Celeste gave up a career as a high-powered lawyer to be a mother. Madeline, unfulfilled at home, puts all her frustrated energy into endless feuds, increasingly terrified of the abyss that looms as her strong-willed daughters increasingly detach from her. Jane is losing her sanity as she fights to hide her PTSD and the truth about his conception from her son.

They're all struggling with the internal, utterly impossible conflict that arises from losing yourself in love to the savage little beasts you're raising, who then, if you do your job right, will walk away and leave you. And then who are you?

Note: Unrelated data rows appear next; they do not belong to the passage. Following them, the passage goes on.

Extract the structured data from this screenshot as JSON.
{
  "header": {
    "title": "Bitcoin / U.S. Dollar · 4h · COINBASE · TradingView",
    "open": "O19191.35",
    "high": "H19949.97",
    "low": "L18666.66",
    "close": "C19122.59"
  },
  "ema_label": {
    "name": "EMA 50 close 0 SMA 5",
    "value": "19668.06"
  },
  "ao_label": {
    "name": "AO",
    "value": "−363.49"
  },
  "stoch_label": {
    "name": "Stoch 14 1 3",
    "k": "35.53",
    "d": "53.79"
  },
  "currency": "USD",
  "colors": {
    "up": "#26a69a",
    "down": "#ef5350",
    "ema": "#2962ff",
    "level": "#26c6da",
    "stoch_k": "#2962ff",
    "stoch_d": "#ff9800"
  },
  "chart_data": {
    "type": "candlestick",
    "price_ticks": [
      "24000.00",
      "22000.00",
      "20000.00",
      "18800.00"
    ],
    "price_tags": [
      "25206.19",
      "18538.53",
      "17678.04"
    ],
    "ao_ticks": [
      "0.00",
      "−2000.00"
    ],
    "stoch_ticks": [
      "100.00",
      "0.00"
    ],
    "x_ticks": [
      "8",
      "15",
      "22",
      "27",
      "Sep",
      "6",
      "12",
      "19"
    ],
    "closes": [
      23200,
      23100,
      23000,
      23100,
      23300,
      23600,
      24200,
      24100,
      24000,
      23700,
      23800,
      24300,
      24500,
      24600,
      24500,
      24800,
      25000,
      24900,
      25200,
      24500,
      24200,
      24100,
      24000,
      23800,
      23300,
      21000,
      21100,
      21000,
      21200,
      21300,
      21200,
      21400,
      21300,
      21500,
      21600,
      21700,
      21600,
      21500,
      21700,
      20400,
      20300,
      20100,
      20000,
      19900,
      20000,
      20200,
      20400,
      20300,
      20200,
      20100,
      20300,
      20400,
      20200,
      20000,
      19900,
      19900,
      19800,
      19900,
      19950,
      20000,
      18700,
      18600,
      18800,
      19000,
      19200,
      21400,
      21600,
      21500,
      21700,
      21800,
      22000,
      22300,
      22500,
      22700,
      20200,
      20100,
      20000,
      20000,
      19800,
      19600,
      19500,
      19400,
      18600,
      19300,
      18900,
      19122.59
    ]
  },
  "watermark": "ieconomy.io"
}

It's all there in the opening credits.

The mothers are driving, privileged and protected, but vaguely anxious, endlessly travelling, never arriving. The children in the back seat are oblivious: They can't see where they're going, and so they take it all for granted. They only pay attention, to themselves, in the next sequence, when they dance one by one toward the camera, staring into the lens with unconflicted innocence. A few cutaways to sex with husbands well out of frame, and the ocean's crashing waves (the abyss!), and then the mothers, one by one, do their own march toward the lens. But, unlike the children, whose playful antics reveal their true natures, the moms' identities are buried under makeup, costumes and a vamping imitation of someone else.

Over it all, Michael Kiwanuka sings the theme song, Cold Little Heart: "Did you ever want it? Did you want bad? … Oh, my, I've been ashamed. All my life, I've been playing games."

Whoever was killed, whoever gets nailed for the murder, the crisis for these women has already happened. And now, what will happen to them?